SparkNotes/less winded version:

Having an RX weight and movements with each workout allows our coaches to administer and scale appropriately for the desired stimulus of each workout that is programmed and completed. Thus, allowing everyone to get a similar physiological response from the programmed workout of the day.

For all of our members, having an RX weight and movements with each workout ensures that you are inching towards long term goals and constantly trying to be better than yesterday (avoiding complacency).

Prescribed weights and/or movements also give you a better understanding of how things should feel in each workout you complete and ensures that you have the best workout possible for your current fitness level. A 135lbs deadlift certainly means and feels different than a 275lbs deadlift just like a 30 inch box jump provides a different workout than a 20 inch box jump.

I want to dig deeper and nerd out on all things Rx’d!

RX is a term usually used in medicine meaning ‘prescription’. Applied to CrossFit workouts, we use the term to determine the exact prescription of a workout, and from that the overall intent or stimulus, which can be described as the effect of a workout on our physical and psychological systems.

This is significant in that CrossFit training is not just another high intensity training program, but that each workout is in fact a careful and precise blend of movements designed to elicit a specific response from the body. This makes it necessary to have prescribed movements, loads, and reps i.e ‘RX’ so that we may define exactly what that response should be for each workout we are coaching.

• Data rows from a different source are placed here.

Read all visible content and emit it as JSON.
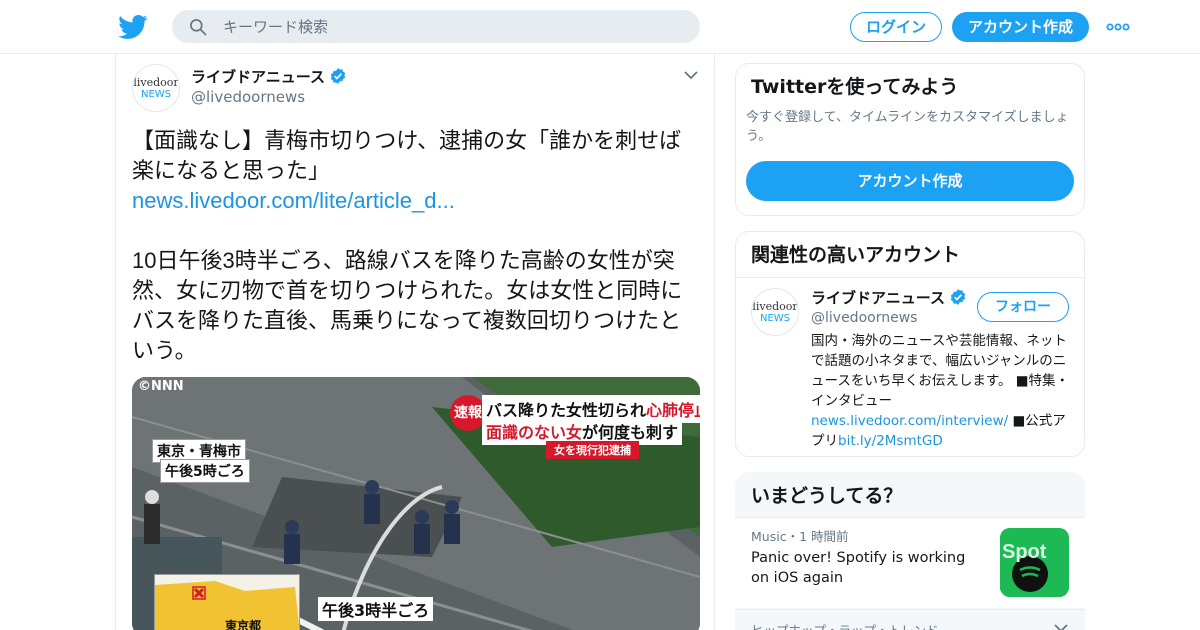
{
  "search": {
    "placeholder": "キーワード検索"
  },
  "header": {
    "login_label": "ログイン",
    "signup_label": "アカウント作成"
  },
  "tweet": {
    "avatar_text_1": "livedoor",
    "avatar_text_2": "NEWS",
    "author_name": "ライブドアニュース",
    "author_handle": "@livedoornews",
    "text_1": "【面識なし】青梅市切りつけ、逮捕の女「誰かを刺せば楽になると思った」",
    "link": "news.livedoor.com/lite/article_d...",
    "text_2": "10日午後3時半ごろ、路線バスを降りた高齢の女性が突然、女に刃物で首を切りつけられた。女は女性と同時にバスを降りた直後、馬乗りになって複数回切りつけたという。",
    "media": {
      "watermark": "©NNN",
      "place_1": "東京・青梅市",
      "place_2": "午後5時ごろ",
      "flash": "速報",
      "headline_1a": "バス降りた女性切られ",
      "headline_1b": "心肺停止",
      "headline_2a": "面識のない女",
      "headline_2b": "が何度も刺す",
      "headline_3": "女を現行犯逮捕",
      "map_label": "東京都",
      "time_label": "午後3時半ごろ"
    }
  },
  "sidebar": {
    "try_card": {
      "title": "Twitterを使ってみよう",
      "subtitle": "今すぐ登録して、タイムラインをカスタマイズしましょう。",
      "cta": "アカウント作成"
    },
    "related_card": {
      "title": "関連性の高いアカウント",
      "avatar_text_1": "livedoor",
      "avatar_text_2": "NEWS",
      "name": "ライブドアニュース",
      "handle": "@livedoornews",
      "follow_label": "フォロー",
      "bio_1": "国内・海外のニュースや芸能情報、ネットで話題の小ネタまで、幅広いジャンルのニュースをいち早くお伝えします。 ■特集・インタビュー",
      "bio_link_1": "news.livedoor.com/interview/",
      "bio_2": " ■公式アプリ",
      "bio_link_2": "bit.ly/2MsmtGD"
    },
    "trends_card": {
      "title": "いまどうしてる？",
      "trend_1": {
        "meta": "Music・1 時間前",
        "title": "Panic over! Spotify is working on iOS again",
        "thumb_text": "Spot"
      },
      "trend_2": {
        "meta": "ヒップホップ・ラップ・トレンド"
      }
    }
  },
  "colors": {
    "accent": "#1da1f2",
    "link": "#1b95e0",
    "verified": "#1da1f2",
    "breaking_red": "#d7182a",
    "spotify_green": "#1db954"
  },
  "icons": [
    "twitter-bird-icon",
    "search-icon",
    "more-dots-icon",
    "verified-badge-icon",
    "chevron-down-icon"
  ]
}
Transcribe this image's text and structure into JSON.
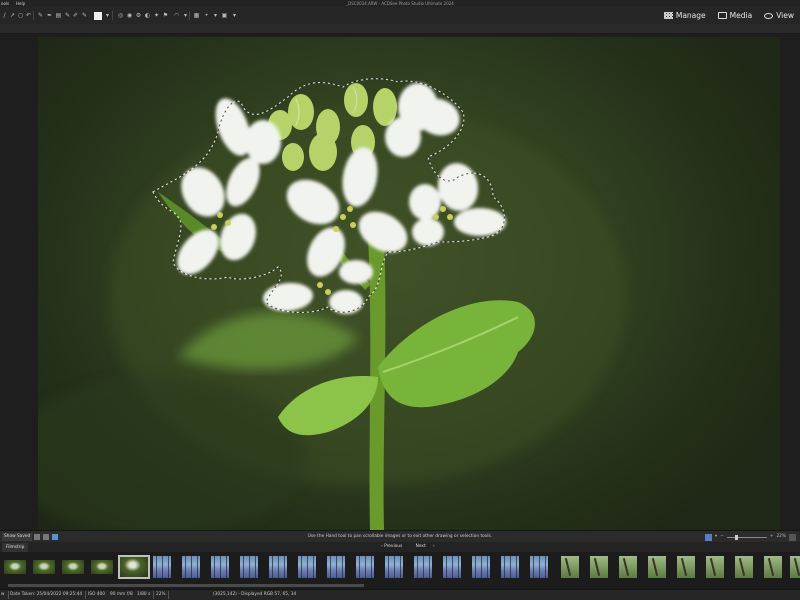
{
  "menu": {
    "items": [
      "ools",
      "Help"
    ],
    "window_title": "_DSC0034.ARW - ACDSee Photo Studio Ultimate 2024"
  },
  "modes": [
    {
      "label": "Manage",
      "icon": "grid-icon"
    },
    {
      "label": "Media",
      "icon": "media-icon"
    },
    {
      "label": "View",
      "icon": "eye-icon"
    }
  ],
  "status": {
    "show_saved": "Show Saved",
    "hint": "Use the Hand tool to pan scrollable images or to exit other drawing or selection tools.",
    "zoom": "22%"
  },
  "filmstrip": {
    "tab": "Filmstrip",
    "previous": "Previous",
    "next": "Next",
    "thumbnails": [
      "flower",
      "flower",
      "flower",
      "flower",
      "selected",
      "forest",
      "forest",
      "forest",
      "forest",
      "forest",
      "forest",
      "forest",
      "forest",
      "forest",
      "forest",
      "forest",
      "forest",
      "forest",
      "forest",
      "green",
      "green",
      "green",
      "green",
      "green",
      "green",
      "green",
      "green",
      "green"
    ]
  },
  "info": {
    "left": "w",
    "date_taken": "Date Taken: 25/04/2022 09:25:44",
    "iso": "ISO 400",
    "focal": "90 mm",
    "aperture": "f/8",
    "shutter": "1/80 s",
    "zoom": "22%",
    "pixel": "(3025,142) - Displayed RGB 57, 65, 34"
  },
  "colors": {
    "accent": "#5b8fd6",
    "background": "#1b1b1b",
    "photo_bg": "#2f3d1f"
  }
}
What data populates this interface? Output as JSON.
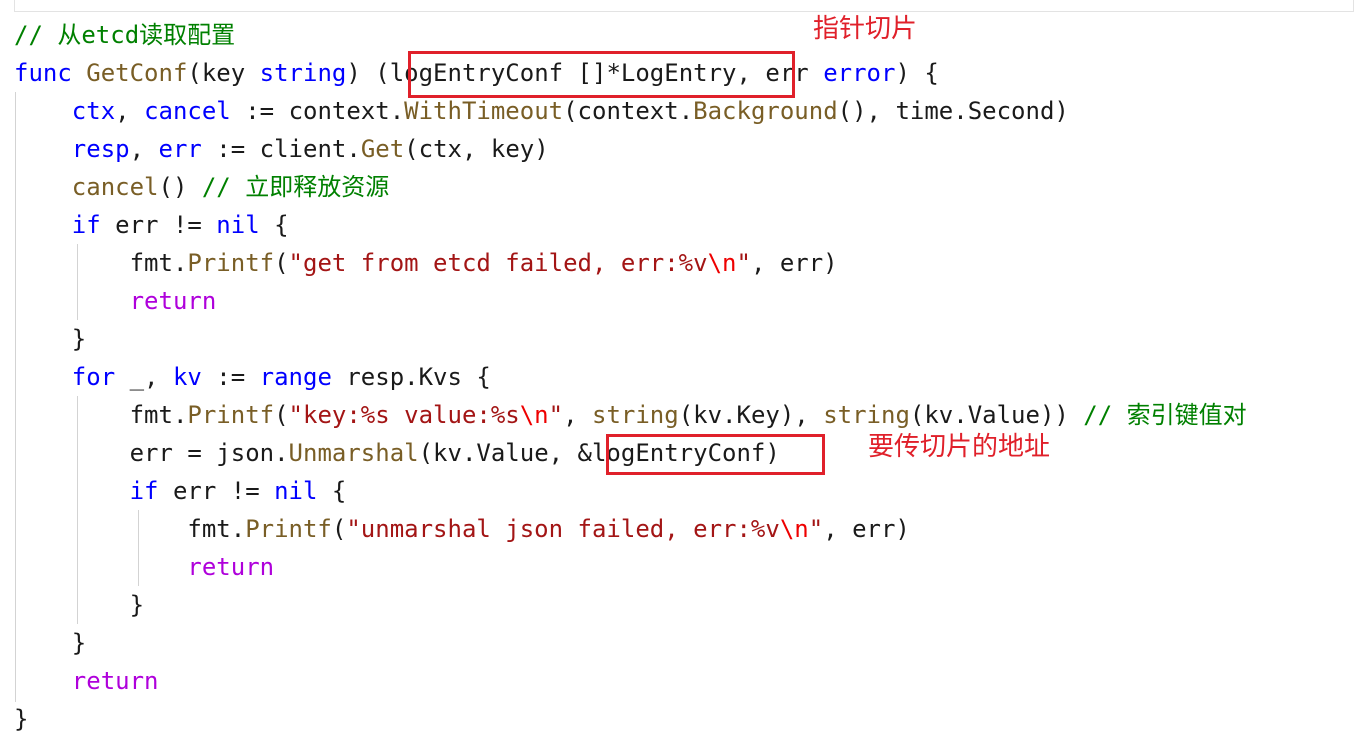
{
  "editor": {
    "lines": [
      [
        {
          "t": "// 从etcd读取配置",
          "c": "cm"
        }
      ],
      [
        {
          "t": "func",
          "c": "kw"
        },
        {
          "t": " ",
          "c": "tx"
        },
        {
          "t": "GetConf",
          "c": "fn"
        },
        {
          "t": "(key ",
          "c": "tx"
        },
        {
          "t": "string",
          "c": "kw"
        },
        {
          "t": ") (logEntryConf []*LogEntry, err ",
          "c": "tx"
        },
        {
          "t": "error",
          "c": "kw"
        },
        {
          "t": ") {",
          "c": "tx"
        }
      ],
      [
        {
          "t": "    ",
          "c": "tx"
        },
        {
          "t": "ctx",
          "c": "kw"
        },
        {
          "t": ", ",
          "c": "tx"
        },
        {
          "t": "cancel",
          "c": "kw"
        },
        {
          "t": " := context.",
          "c": "tx"
        },
        {
          "t": "WithTimeout",
          "c": "fn"
        },
        {
          "t": "(context.",
          "c": "tx"
        },
        {
          "t": "Background",
          "c": "fn"
        },
        {
          "t": "(), time.Second)",
          "c": "tx"
        }
      ],
      [
        {
          "t": "    ",
          "c": "tx"
        },
        {
          "t": "resp",
          "c": "kw"
        },
        {
          "t": ", ",
          "c": "tx"
        },
        {
          "t": "err",
          "c": "kw"
        },
        {
          "t": " := client.",
          "c": "tx"
        },
        {
          "t": "Get",
          "c": "fn"
        },
        {
          "t": "(ctx, key)",
          "c": "tx"
        }
      ],
      [
        {
          "t": "    ",
          "c": "tx"
        },
        {
          "t": "cancel",
          "c": "fn"
        },
        {
          "t": "() ",
          "c": "tx"
        },
        {
          "t": "// 立即释放资源",
          "c": "cm"
        }
      ],
      [
        {
          "t": "    ",
          "c": "tx"
        },
        {
          "t": "if",
          "c": "kw"
        },
        {
          "t": " err != ",
          "c": "tx"
        },
        {
          "t": "nil",
          "c": "kw"
        },
        {
          "t": " {",
          "c": "tx"
        }
      ],
      [
        {
          "t": "        fmt.",
          "c": "tx"
        },
        {
          "t": "Printf",
          "c": "fn"
        },
        {
          "t": "(",
          "c": "tx"
        },
        {
          "t": "\"get from etcd failed, err:%v",
          "c": "str"
        },
        {
          "t": "\\n",
          "c": "esc"
        },
        {
          "t": "\"",
          "c": "str"
        },
        {
          "t": ", err)",
          "c": "tx"
        }
      ],
      [
        {
          "t": "        ",
          "c": "tx"
        },
        {
          "t": "return",
          "c": "ctl"
        }
      ],
      [
        {
          "t": "    }",
          "c": "tx"
        }
      ],
      [
        {
          "t": "    ",
          "c": "tx"
        },
        {
          "t": "for",
          "c": "kw"
        },
        {
          "t": " _, ",
          "c": "tx"
        },
        {
          "t": "kv",
          "c": "kw"
        },
        {
          "t": " := ",
          "c": "tx"
        },
        {
          "t": "range",
          "c": "kw"
        },
        {
          "t": " resp.Kvs {",
          "c": "tx"
        }
      ],
      [
        {
          "t": "        fmt.",
          "c": "tx"
        },
        {
          "t": "Printf",
          "c": "fn"
        },
        {
          "t": "(",
          "c": "tx"
        },
        {
          "t": "\"key:%s value:%s",
          "c": "str"
        },
        {
          "t": "\\n",
          "c": "esc"
        },
        {
          "t": "\"",
          "c": "str"
        },
        {
          "t": ", ",
          "c": "tx"
        },
        {
          "t": "string",
          "c": "fn"
        },
        {
          "t": "(kv.Key), ",
          "c": "tx"
        },
        {
          "t": "string",
          "c": "fn"
        },
        {
          "t": "(kv.Value)) ",
          "c": "tx"
        },
        {
          "t": "// 索引键值对",
          "c": "cm"
        }
      ],
      [
        {
          "t": "        err = json.",
          "c": "tx"
        },
        {
          "t": "Unmarshal",
          "c": "fn"
        },
        {
          "t": "(kv.Value, &logEntryConf)",
          "c": "tx"
        }
      ],
      [
        {
          "t": "        ",
          "c": "tx"
        },
        {
          "t": "if",
          "c": "kw"
        },
        {
          "t": " err != ",
          "c": "tx"
        },
        {
          "t": "nil",
          "c": "kw"
        },
        {
          "t": " {",
          "c": "tx"
        }
      ],
      [
        {
          "t": "            fmt.",
          "c": "tx"
        },
        {
          "t": "Printf",
          "c": "fn"
        },
        {
          "t": "(",
          "c": "tx"
        },
        {
          "t": "\"unmarshal json failed, err:%v",
          "c": "str"
        },
        {
          "t": "\\n",
          "c": "esc"
        },
        {
          "t": "\"",
          "c": "str"
        },
        {
          "t": ", err)",
          "c": "tx"
        }
      ],
      [
        {
          "t": "            ",
          "c": "tx"
        },
        {
          "t": "return",
          "c": "ctl"
        }
      ],
      [
        {
          "t": "        }",
          "c": "tx"
        }
      ],
      [
        {
          "t": "    }",
          "c": "tx"
        }
      ],
      [
        {
          "t": "    ",
          "c": "tx"
        },
        {
          "t": "return",
          "c": "ctl"
        }
      ],
      [
        {
          "t": "}",
          "c": "tx"
        }
      ]
    ]
  },
  "annotations": {
    "pointer_slice": "指针切片",
    "pass_slice_address": "要传切片的地址"
  },
  "colors": {
    "keyword": "#0000ff",
    "control": "#af00db",
    "function": "#795e26",
    "string": "#a31515",
    "escape": "#ee0000",
    "comment": "#008000",
    "highlight": "#e0202a"
  }
}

One of the goals of the CrossFit coach is to ensure that every athlete gets the intended stimulus from the workout regardless of their ability level, so we scale movements, loads and reps to preserve that stimulus. The beautiful thing about the CrossFit program is that everyone can do the same workout, tailored to their specific needs, and achieve the same relative effect (stimulus). Allowing anyone, at any age and any fitness level to reap the benefits of doing constantly varied functional movements at relatively high intensity.

It’s also why you don’t have to be super fit to get started at Joust!

When scaling a workout to preserve the intended stimulus, there are a number of factors that a coach must consider, including:

-Energy system
-Loading
-Volume
-Range of motion of the movements
-Complexity of the movements

Prescribed weights are nothing you “should do” or “have to do”. Very simply, they give us a long term goal to inch towards while also allowing our coaches to better explain how movements and workouts should feel based on what prescribed weights are suggested for the workout, all with the goal of achieving the desired stimulus of the workout while keeping everyone safe and happy.

Always remember TECHNIQUE-> CONSISTENCY -> INTENSITY.

If range of motion and technique are present, try a little more weight or slightly more difficult movement in a given workout. If range of motion or technique is lost, scale back a bit and avoid moving closer to RX.

Food for Thought

Remember that our goal is to live a more functional life outside of the gym by learning and practicing functional movements inside of the gym. It’s NOT to become a professional CrossFitter or to injure ourselves doing something our body is not ready for in the present moment. Also remember that everyday is different, your body doesn’t care what workout you completed RX’d yesterday.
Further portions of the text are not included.